Poornima Ramesh, who finished her dissertation in Tubingen in December 2022, has a clear vision for her future career: “I want to work on exciting and challenging machine learning problems that are meaningful and that have a real impact on people’s lives.” Her choice to fulfil that goal was to join IDinsight, an organization that uses a wide range of data and evidence tools to support development sector decision makers across a wide range of sectors, including agriculture, education, health, governance, sanitation, and financial inclusion. During a video call, Poornima talked about prevalent challenges in countries like Kenya and India, such as remote geographical regions, poverty, heat and drought, and educational opportunities that are difficult to access.
Ramesh grew up in Chennai, a city of 9 million people in south-eastern India. The 27-year-old knows from personal experience how important a good education is. She comes from an educated family – her mother is a translator, her father an insurance officer. Millions of other children on the subcontinent, however, have little to no access to schooling. “The pandemic made the situation even worse, because schools were closed due to the risk of infection, but then didn’t open up again when Corona was over,” she says. And there are countless other reasons why girls, in particular, are often denied schooling: too few schools in rural areas, parents in poverty, early marriages.
Empowering children to learn with data science
At first glance, children’s educational opportunities appear to have nothing to do with Ramesh’s professional passion, machine learning. But machine learning can be applied in a wide variety of settings. During a three-month internship at IDinsight in India, Ramesh helped the team to analyse a number of different data sets to calculate where children in rural areas are at an increased risk of being excluded from schooling. Out of 200 girls in a village, for example, do only 20 go to school? Is the school simply not being attended, even though there is still capacity for more students?
“Data science can help an aid organization identify the reasons and work with the state to take corrective action,” says Ramesh. “Often there are very simple reasons that prevent children from attending school: for example, is there no safe route to school or is the school too far away? Is there a lack of toilets or lighted streets?” The researchers at IDinsight use their machine learning skills to filter out these underlying causes from the data.
Ramesh spent five years developing her knowledge in Prof. Dr. Jakob Macke’s lab at the University of Tübingen. The goal of Macke’s Lab is to accelerate scientific discoveries through the application of machine learning. The group aims to develop computational methods that can help scientists use their data to improve theoretical models. “To that end, we collaborate with experimental researchers from a wide array of disciplines,” Ramesh says.

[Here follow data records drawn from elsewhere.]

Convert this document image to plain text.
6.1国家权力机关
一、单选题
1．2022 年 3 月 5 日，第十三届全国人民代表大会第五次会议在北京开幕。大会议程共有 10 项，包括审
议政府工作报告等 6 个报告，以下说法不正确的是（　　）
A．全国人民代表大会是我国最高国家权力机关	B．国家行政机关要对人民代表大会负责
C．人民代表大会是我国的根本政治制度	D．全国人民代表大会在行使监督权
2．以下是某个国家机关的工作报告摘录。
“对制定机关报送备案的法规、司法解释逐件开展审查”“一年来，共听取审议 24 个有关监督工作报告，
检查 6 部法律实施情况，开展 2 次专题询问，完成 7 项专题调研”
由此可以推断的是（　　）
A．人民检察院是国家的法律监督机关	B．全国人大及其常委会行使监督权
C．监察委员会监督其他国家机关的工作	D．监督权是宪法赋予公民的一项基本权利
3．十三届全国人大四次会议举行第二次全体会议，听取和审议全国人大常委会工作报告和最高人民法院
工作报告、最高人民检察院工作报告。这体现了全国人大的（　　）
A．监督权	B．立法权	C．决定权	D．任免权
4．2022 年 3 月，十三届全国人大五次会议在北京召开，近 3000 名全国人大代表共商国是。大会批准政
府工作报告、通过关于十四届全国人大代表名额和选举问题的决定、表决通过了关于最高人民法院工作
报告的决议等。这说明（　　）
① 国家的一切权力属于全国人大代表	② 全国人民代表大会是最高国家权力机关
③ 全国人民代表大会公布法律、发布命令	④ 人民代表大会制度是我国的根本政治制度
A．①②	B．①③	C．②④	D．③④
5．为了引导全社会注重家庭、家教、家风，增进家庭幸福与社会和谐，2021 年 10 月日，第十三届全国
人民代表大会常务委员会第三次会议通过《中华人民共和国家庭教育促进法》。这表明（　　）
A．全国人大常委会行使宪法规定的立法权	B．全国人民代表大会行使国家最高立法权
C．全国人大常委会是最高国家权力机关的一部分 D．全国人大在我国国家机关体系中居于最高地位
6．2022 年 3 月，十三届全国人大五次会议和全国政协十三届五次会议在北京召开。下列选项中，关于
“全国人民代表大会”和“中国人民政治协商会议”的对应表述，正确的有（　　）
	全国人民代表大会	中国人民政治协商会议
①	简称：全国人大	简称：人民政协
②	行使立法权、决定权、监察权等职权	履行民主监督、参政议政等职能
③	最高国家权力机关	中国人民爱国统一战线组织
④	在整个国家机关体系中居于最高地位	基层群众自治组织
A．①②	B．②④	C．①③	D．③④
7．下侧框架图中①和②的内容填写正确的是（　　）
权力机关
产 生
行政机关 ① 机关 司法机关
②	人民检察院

Ramesh’s research explored a number of different questions. In one example, she helped develop an algorithm that can trace the surface and structure of the ocean floor based on wave motion. “It might become one puzzle piece in predicting tsunamis,” she says. Having a better knowledge of the ocean floor allows for better calculations of the behaviour of giant waves: where will they encounter resistance? Where are they accelerated and amplified? Which coastlines will the waves hit at full force? On another project, Ramesh investigated how the brain processes visual stimuli.
A desire for meaning
Ramesh learned an incredible amount in Tübingen, researching and teaching and writing her doctoral thesis. Her experiences there have made her into the scientist she is today. “I felt very happy there and made many friends,” she says. But she always felt there was something she couldn’t quite satisfy with her work here – her desire to make a meaningful contribution. “Despite enjoying the day-to-day work in science, I still sometimes had the feeling that at university, it’s about who publishes the most papers and who publishes in which journal.” This feeling became even stronger during the Corona-Lockdown, as she sat for weeks alone at her computer watching the effects of the pandemic play out in structurally weaker countries such as India. She became preoccupied with the question of whether, “what I’m doing in here [is] really helping people out there?” And it became increasingly clear that she couldn’t answer that question with a resounding “Yes!”, at least not to the full extent that she desired.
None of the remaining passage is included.